An average day for Mirna starts with an extra strong mocha and a solid hour of ‘in the zone’ coding before the team stand up. After that, it’s back to coding land with the usual venture meetings and passion project in between. One of her favorite things about DV is the ability to drive initiatives she is passionate about, like diversity and inclusion. In particular, she found the experience of partnering with Code Like a Girl, empowering young girls to change their attitudes around coding from “girls don’t do this” to “we got this” to be particularly rewarding.
What inspires her most is being able to create opportunities where others only see problems. “When there’s a problem people tend to think of it as a negative; something unwelcome and harmful. Some people don’t see beyond this, but being responsible for the restaurant’s success taught me that a problem is only a problem if you let it be. I knew I wanted to solve challenges at a larger scale, and DV has allowed me to do this. From innovation to incubation, we’re always trying to create opportunities for people that only see problems.”
Mirna’s role sometimes forces her to do the opposite of this and actually be the one to point out the problems others may not see. Engineers have to question the feasibility and validity of what they’re about to build, and if it’s not feasible, it’s their job to speak up. “This can feel awkward at first, but as you grow as an engineer you realize you can’t commit (not git commit) to everything just because it sounds amazing or uses the blockchain on Serverless with machine learning and AI.”
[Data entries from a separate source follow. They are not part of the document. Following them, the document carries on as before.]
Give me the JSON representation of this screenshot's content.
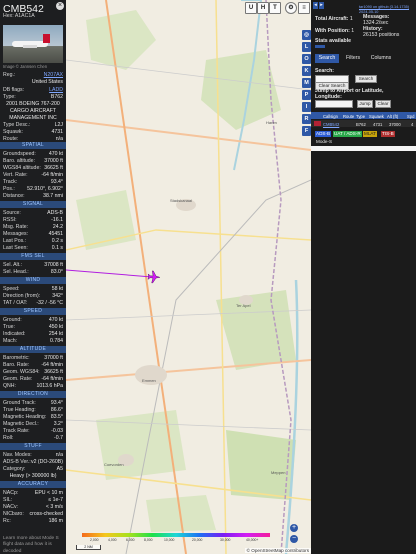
{
  "aircraft": {
    "callsign": "CMB542",
    "hex_line": "Hex: A1AC1A",
    "photo_caption": "Image © Jannsen Chen",
    "registration": {
      "label": "Reg.:",
      "value": "N207AX"
    },
    "country": "United States",
    "db_flags": {
      "label": "DB flags:",
      "value": "LADD"
    },
    "type": {
      "label": "Type:",
      "value": "B762"
    },
    "type_full": "2001 BOEING 767-200",
    "operator": "CARGO AIRCRAFT MANAGEMENT INC",
    "type_desc": {
      "label": "Type Desc.:",
      "value": "L2J"
    },
    "squawk": {
      "label": "Squawk:",
      "value": "4731"
    },
    "route": {
      "label": "Route:",
      "value": "n/a"
    }
  },
  "sections": {
    "spatial": {
      "title": "SPATIAL",
      "rows": [
        {
          "k": "Groundspeed:",
          "v": "470 kt"
        },
        {
          "k": "Baro. altitude:",
          "v": "37000 ft"
        },
        {
          "k": "WGS84 altitude:",
          "v": "36625 ft"
        },
        {
          "k": "Vert. Rate:",
          "v": "-64 ft/min"
        },
        {
          "k": "Track:",
          "v": "93.4°"
        },
        {
          "k": "Pos.:",
          "v": "52.910°, 6.902°"
        },
        {
          "k": "Distance:",
          "v": "38.7 nmi"
        }
      ]
    },
    "signal": {
      "title": "SIGNAL",
      "rows": [
        {
          "k": "Source:",
          "v": "ADS-B"
        },
        {
          "k": "RSSI:",
          "v": "-16.1"
        },
        {
          "k": "Msg. Rate:",
          "v": "24.2"
        },
        {
          "k": "Messages:",
          "v": "45451"
        },
        {
          "k": "Last Pos.:",
          "v": "0.2 s"
        },
        {
          "k": "Last Seen:",
          "v": "0.1 s"
        }
      ]
    },
    "fms_sel": {
      "title": "FMS SEL",
      "rows": [
        {
          "k": "Sel. Alt.:",
          "v": "37008 ft"
        },
        {
          "k": "Sel. Head.:",
          "v": "83.0°"
        }
      ]
    },
    "wind": {
      "title": "WIND",
      "rows": [
        {
          "k": "Speed:",
          "v": "58 kt"
        },
        {
          "k": "Direction (from):",
          "v": "342°"
        },
        {
          "k": "TAT / OAT:",
          "v": "-32 / -56 °C"
        }
      ]
    },
    "speed": {
      "title": "SPEED",
      "rows": [
        {
          "k": "Ground:",
          "v": "470 kt"
        },
        {
          "k": "True:",
          "v": "450 kt"
        },
        {
          "k": "Indicated:",
          "v": "254 kt"
        },
        {
          "k": "Mach:",
          "v": "0.784"
        }
      ]
    },
    "altitude": {
      "title": "ALTITUDE",
      "rows": [
        {
          "k": "Barometric:",
          "v": "37000 ft"
        },
        {
          "k": "Baro. Rate:",
          "v": "-64 ft/min"
        },
        {
          "k": "Geom. WGS84:",
          "v": "36625 ft"
        },
        {
          "k": "Geom. Rate:",
          "v": "-64 ft/min"
        },
        {
          "k": "QNH:",
          "v": "1013.6 hPa"
        }
      ]
    },
    "direction": {
      "title": "DIRECTION",
      "rows": [
        {
          "k": "Ground Track:",
          "v": "93.4°"
        },
        {
          "k": "True Heading:",
          "v": "86.6°"
        },
        {
          "k": "Magnetic Heading:",
          "v": "83.5°"
        },
        {
          "k": "Magnetic Decl.:",
          "v": "3.2°"
        },
        {
          "k": "Track Rate:",
          "v": "-0.03"
        },
        {
          "k": "Roll:",
          "v": "-0.7"
        }
      ]
    },
    "stuff": {
      "title": "STUFF",
      "rows": [
        {
          "k": "Nav. Modes:",
          "v": "n/a"
        },
        {
          "k": "ADS-B Ver.:",
          "v": "v2 (DO-260B)"
        },
        {
          "k": "Category:",
          "v": "A5"
        }
      ],
      "category_desc": "Heavy (> 300000 lb)"
    },
    "accuracy": {
      "title": "ACCURACY",
      "rows": [
        {
          "k": "NACp:",
          "v": "EPU < 10 m"
        },
        {
          "k": "SIL:",
          "v": "≤ 1e-7"
        },
        {
          "k": "NACv:",
          "v": "< 3 m/s"
        },
        {
          "k": "NICbaro:",
          "v": "cross-checked"
        },
        {
          "k": "Rc:",
          "v": "186 m"
        }
      ]
    }
  },
  "panel_footer": "Learn more about Mode S flight data and how it is decoded",
  "map": {
    "buttons": [
      "U",
      "H",
      "T"
    ],
    "side_buttons": [
      "L",
      "O",
      "K",
      "M",
      "P",
      "I",
      "R"
    ],
    "zoom_in": "+",
    "zoom_out": "−",
    "colorbar_labels": [
      "2,000",
      "4,000",
      "6,000",
      "8,000",
      "10,000",
      "20,000",
      "30,000",
      "40,000+"
    ],
    "scale": "2 NM",
    "attribution": "© OpenStreetMap contributors",
    "towns": [
      "Stadskanaal",
      "Emmen",
      "Coevorden",
      "Ter Apel",
      "Haren",
      "Meppen"
    ]
  },
  "sidebar": {
    "header_link": "tar1090 on github (3.14.1735)",
    "header_date": "2024-05-10",
    "total_aircraft": {
      "label": "Total Aircraft:",
      "value": "1"
    },
    "messages": {
      "label": "Messages:",
      "value": "1324.2/sec"
    },
    "with_position": {
      "label": "With Position:",
      "value": "1"
    },
    "history": {
      "label": "History:",
      "value": "26153 positions"
    },
    "stats": "Stats available",
    "tabs": [
      "Search",
      "Filters",
      "Columns"
    ],
    "search_label": "Search:",
    "search_button": "Search",
    "clear_search": "Clear Search",
    "jump_label": "Jump to Airport or Latitude, Longitude:",
    "jump_button": "Jump",
    "clear_button": "Clear",
    "table_headers": [
      "Callsign",
      "Route",
      "Type",
      "Squawk",
      "Alt (ft)",
      "Spd"
    ],
    "table_row": {
      "callsign": "CMB542",
      "type": "B762",
      "squawk": "4731",
      "alt": "37000",
      "spd": "4"
    },
    "legend": [
      "ADS-B",
      "UAT / ADS-R",
      "MLAT",
      "TIS-B"
    ],
    "legend_colors": [
      "#2c5cd4",
      "#2aa84a",
      "#c7a30a",
      "#b03030"
    ],
    "mode_s": "Mode-S"
  }
}
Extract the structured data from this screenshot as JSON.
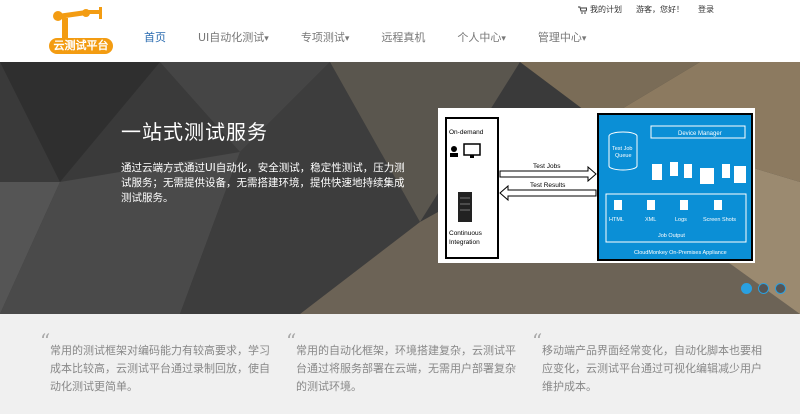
{
  "header": {
    "logo_text": "云测试平台",
    "top_links": {
      "my_plan": "我的计划",
      "greeting": "游客，您好！",
      "login": "登录"
    }
  },
  "nav": {
    "items": [
      {
        "label": "首页",
        "active": true,
        "dropdown": false
      },
      {
        "label": "UI自动化测试",
        "active": false,
        "dropdown": true
      },
      {
        "label": "专项测试",
        "active": false,
        "dropdown": true
      },
      {
        "label": "远程真机",
        "active": false,
        "dropdown": false
      },
      {
        "label": "个人中心",
        "active": false,
        "dropdown": true
      },
      {
        "label": "管理中心",
        "active": false,
        "dropdown": true
      }
    ],
    "accent_color": "#2b6cb0"
  },
  "hero": {
    "title": "一站式测试服务",
    "description": "通过云端方式通过UI自动化，安全测试，稳定性测试，压力测试服务；无需提供设备，无需搭建环境，提供快速地持续集成测试服务。"
  },
  "diagram": {
    "on_demand": "On-demand",
    "continuous": "Continuous",
    "integration": "Integration",
    "test_jobs": "Test Jobs",
    "test_results": "Test Results",
    "test_job_queue_1": "Test Job",
    "test_job_queue_2": "Queue",
    "device_manager": "Device Manager",
    "outputs": [
      "HTML",
      "XML",
      "Logs",
      "Screen Shots"
    ],
    "job_output": "Job Output",
    "appliance": "CloudMonkey On-Premises Appliance"
  },
  "carousel": {
    "slides": 3,
    "active_index": 0
  },
  "features": [
    {
      "text": "常用的测试框架对编码能力有较高要求，学习成本比较高，云测试平台通过录制回放，使自动化测试更简单。"
    },
    {
      "text": "常用的自动化框架，环境搭建复杂，云测试平台通过将服务部署在云端，无需用户部署复杂的测试环境。"
    },
    {
      "text": "移动端产品界面经常变化，自动化脚本也要相应变化，云测试平台通过可视化编辑减少用户维护成本。"
    }
  ]
}
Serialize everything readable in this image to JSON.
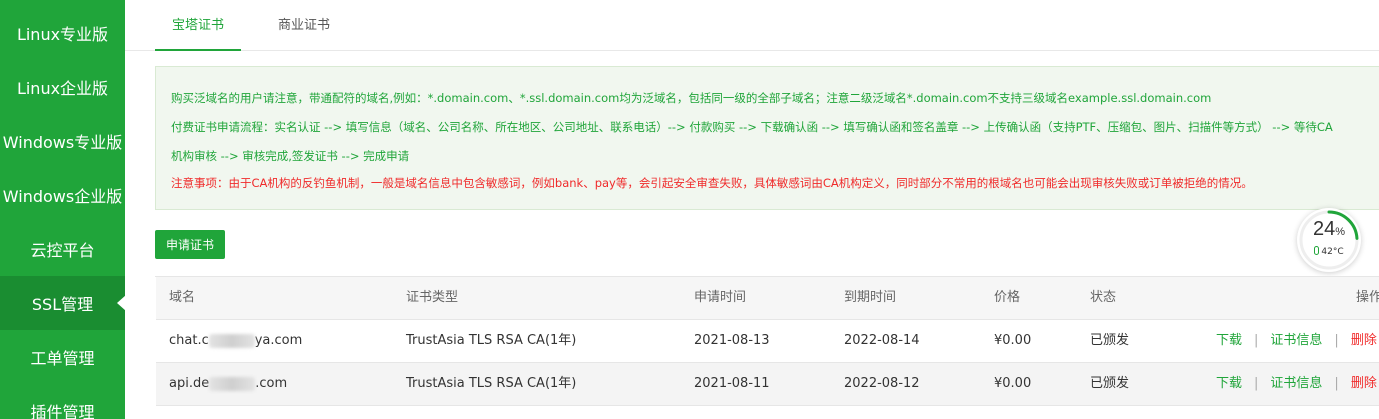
{
  "sidebar": {
    "items": [
      {
        "label": "Linux专业版"
      },
      {
        "label": "Linux企业版"
      },
      {
        "label": "Windows专业版"
      },
      {
        "label": "Windows企业版"
      },
      {
        "label": "云控平台"
      },
      {
        "label": "SSL管理"
      },
      {
        "label": "工单管理"
      },
      {
        "label": "插件管理"
      }
    ],
    "active": "SSL管理"
  },
  "tabs": [
    {
      "label": "宝塔证书",
      "active": true
    },
    {
      "label": "商业证书",
      "active": false
    }
  ],
  "notice": {
    "line1": "购买泛域名的用户请注意，带通配符的域名,例如：*.domain.com、*.ssl.domain.com均为泛域名，包括同一级的全部子域名；注意二级泛域名*.domain.com不支持三级域名example.ssl.domain.com",
    "line2": "付费证书申请流程：实名认证 --> 填写信息（域名、公司名称、所在地区、公司地址、联系电话）--> 付款购买 --> 下载确认函 --> 填写确认函和签名盖章 --> 上传确认函（支持PTF、压缩包、图片、扫描件等方式） --> 等待CA",
    "line3": "机构审核 --> 审核完成,签发证书 --> 完成申请",
    "warning": "注意事项：由于CA机构的反钓鱼机制，一般是域名信息中包含敏感词，例如bank、pay等，会引起安全审查失败，具体敏感词由CA机构定义，同时部分不常用的根域名也可能会出现审核失败或订单被拒绝的情况。"
  },
  "apply_button": "申请证书",
  "gauge": {
    "percent": "24",
    "unit": "%",
    "temp": "42°C"
  },
  "table": {
    "headers": {
      "domain": "域名",
      "type": "证书类型",
      "apply": "申请时间",
      "expire": "到期时间",
      "price": "价格",
      "status": "状态",
      "ops": "操作"
    },
    "rows": [
      {
        "domain_start": "chat.c",
        "domain_end": "ya.com",
        "type": "TrustAsia TLS RSA CA(1年)",
        "apply": "2021-08-13",
        "expire": "2022-08-14",
        "price": "¥0.00",
        "status": "已颁发"
      },
      {
        "domain_start": "api.de",
        "domain_end": ".com",
        "type": "TrustAsia TLS RSA CA(1年)",
        "apply": "2021-08-11",
        "expire": "2022-08-12",
        "price": "¥0.00",
        "status": "已颁发"
      }
    ],
    "actions": {
      "download": "下载",
      "info": "证书信息",
      "delete": "删除",
      "sep": "|"
    }
  },
  "colors": {
    "accent": "#20a53a",
    "danger": "#f02b2b"
  }
}
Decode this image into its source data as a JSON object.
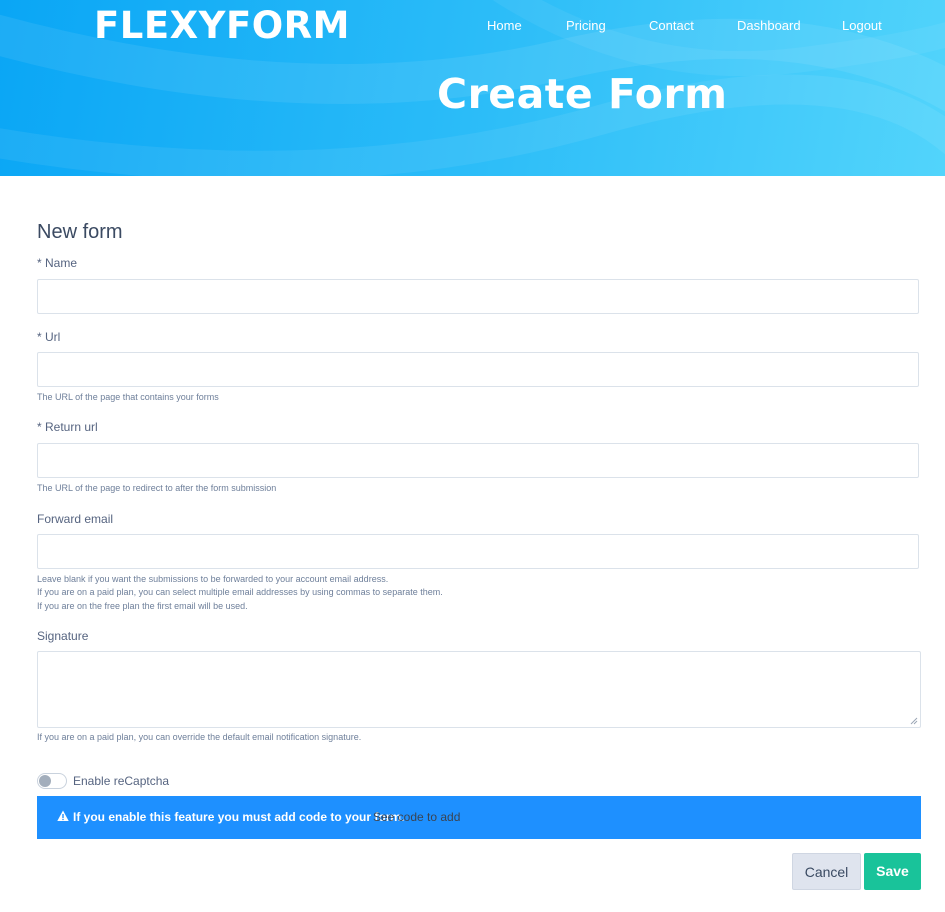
{
  "colors": {
    "header_gradient_start": "#0aa6f5",
    "header_gradient_end": "#52d4fb",
    "alert_bg": "#1e90ff",
    "save_button": "#19c39a",
    "cancel_button": "#dfe4ee"
  },
  "header": {
    "logo": "FLEXYFORM",
    "nav": [
      "Home",
      "Pricing",
      "Contact",
      "Dashboard",
      "Logout"
    ],
    "title": "Create Form"
  },
  "form": {
    "title": "New form",
    "name": {
      "label": "* Name",
      "value": ""
    },
    "url": {
      "label": "* Url",
      "value": "",
      "help": "The URL of the page that contains your forms"
    },
    "return_url": {
      "label": "* Return url",
      "value": "",
      "help": "The URL of the page to redirect to after the form submission"
    },
    "forward_email": {
      "label": "Forward email",
      "value": "",
      "help": [
        "Leave blank if you want the submissions to be forwarded to your account email address.",
        "If you are on a paid plan, you can select multiple email addresses by using commas to separate them.",
        "If you are on the free plan the first email will be used."
      ]
    },
    "signature": {
      "label": "Signature",
      "value": "",
      "help": "If you are on a paid plan, you can override the default email notification signature."
    },
    "recaptcha": {
      "label": "Enable reCaptcha",
      "enabled": false
    },
    "alert": {
      "icon": "warning-icon",
      "text": "If you enable this feature you must add code to your form.",
      "link": "See code to add"
    },
    "buttons": {
      "cancel": "Cancel",
      "save": "Save"
    }
  }
}
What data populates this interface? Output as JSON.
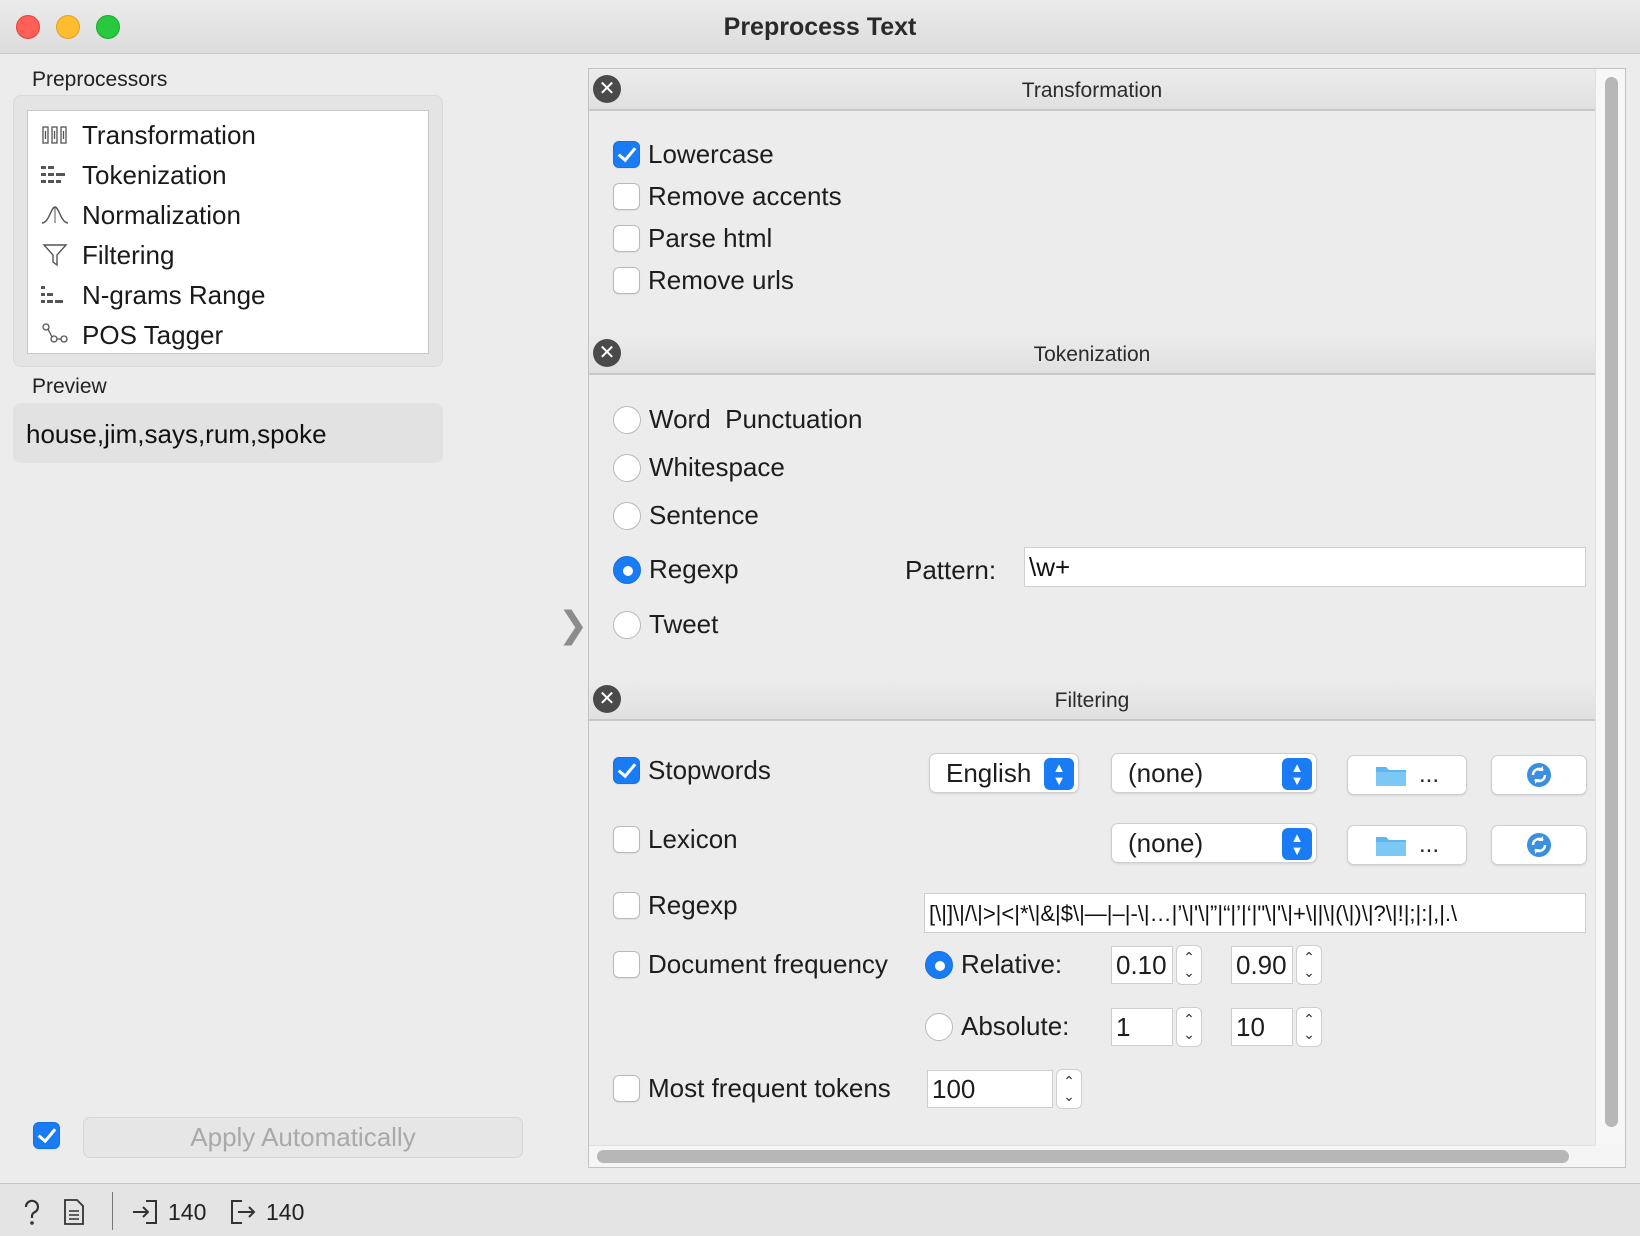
{
  "window": {
    "title": "Preprocess Text"
  },
  "left": {
    "preprocessors_label": "Preprocessors",
    "preprocessors": [
      {
        "label": "Transformation",
        "icon": "transformation-icon"
      },
      {
        "label": "Tokenization",
        "icon": "tokenization-icon"
      },
      {
        "label": "Normalization",
        "icon": "normalization-icon"
      },
      {
        "label": "Filtering",
        "icon": "filter-icon"
      },
      {
        "label": "N-grams Range",
        "icon": "ngrams-icon"
      },
      {
        "label": "POS Tagger",
        "icon": "pos-tagger-icon"
      }
    ],
    "preview_label": "Preview",
    "preview_text": "house,jim,says,rum,spoke",
    "apply_checked": true,
    "apply_label": "Apply Automatically"
  },
  "status": {
    "input_count": "140",
    "output_count": "140"
  },
  "transformation": {
    "title": "Transformation",
    "options": [
      {
        "label": "Lowercase",
        "checked": true
      },
      {
        "label": "Remove accents",
        "checked": false
      },
      {
        "label": "Parse html",
        "checked": false
      },
      {
        "label": "Remove urls",
        "checked": false
      }
    ]
  },
  "tokenization": {
    "title": "Tokenization",
    "options": [
      {
        "label": "Word  Punctuation",
        "selected": false
      },
      {
        "label": "Whitespace",
        "selected": false
      },
      {
        "label": "Sentence",
        "selected": false
      },
      {
        "label": "Regexp",
        "selected": true
      },
      {
        "label": "Tweet",
        "selected": false
      }
    ],
    "pattern_label": "Pattern:",
    "pattern_value": "\\w+"
  },
  "filtering": {
    "title": "Filtering",
    "stopwords": {
      "label": "Stopwords",
      "checked": true,
      "language": "English",
      "file": "(none)"
    },
    "lexicon": {
      "label": "Lexicon",
      "checked": false,
      "file": "(none)"
    },
    "browse_label": "...",
    "regexp": {
      "label": "Regexp",
      "checked": false,
      "value": "\\.|,|:|;|!|\\?|\\(|\\)|\\||\\+|\\'|\\\"|‘|’|“|”|\\'|\\’|…|\\-|–|—|\\$|&|\\*|>|<|\\/|\\[|\\]"
    },
    "docfreq": {
      "label": "Document frequency",
      "checked": false,
      "relative_label": "Relative:",
      "relative_selected": true,
      "rel_min": "0.10",
      "rel_max": "0.90",
      "absolute_label": "Absolute:",
      "abs_min": "1",
      "abs_max": "10"
    },
    "most_frequent": {
      "label": "Most frequent tokens",
      "checked": false,
      "value": "100"
    }
  },
  "colors": {
    "accent": "#1a7cf5",
    "close_red": "#fe5f57",
    "min_yellow": "#febc2e",
    "max_green": "#28c840"
  }
}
Another challenge Mirna faced early on was learning how to pivot as her venture changed gears. Having to throw code away over and over again was hard for Mirna at first — it was like her baby. But, as time went on, she grew to appreciate the growth that came from it. Building something great, and then rebuilding it in a different and better way, forced her to think outside the box and to work smarter, not just harder.
The flip side of learning how to pivot is knowing when to stop working on something. “At times, I could be working on a task and just keep going because I knew it could be better. But I’ve learned the hard way that it can always be better and on a fast paced venture there’s no time to over perfect every task. If it’s done, let it be done.”
When she isn’t coding, you can find “Chef Mirna” in the kitchen cooking up a delicious meal for her extended family. In fact, if she hadn’t become an engineer, Mirna would probably become a professional Chef — either that or a Product Manager. Give her time though, she may just do all three! What it really comes down to for Mirna is making a difference. Whether it’s cooking for her family, running a restaurant, or being an engineer she’s always tried to take the route that will generate the most impact on the people and/or products she works with.
So, what one piece of advice would Mirna give to someone just starting off in their career? “Don’t fear fear, change the game your way and always be yourself while doing it. You can’t change the game? create your own and make the rules!”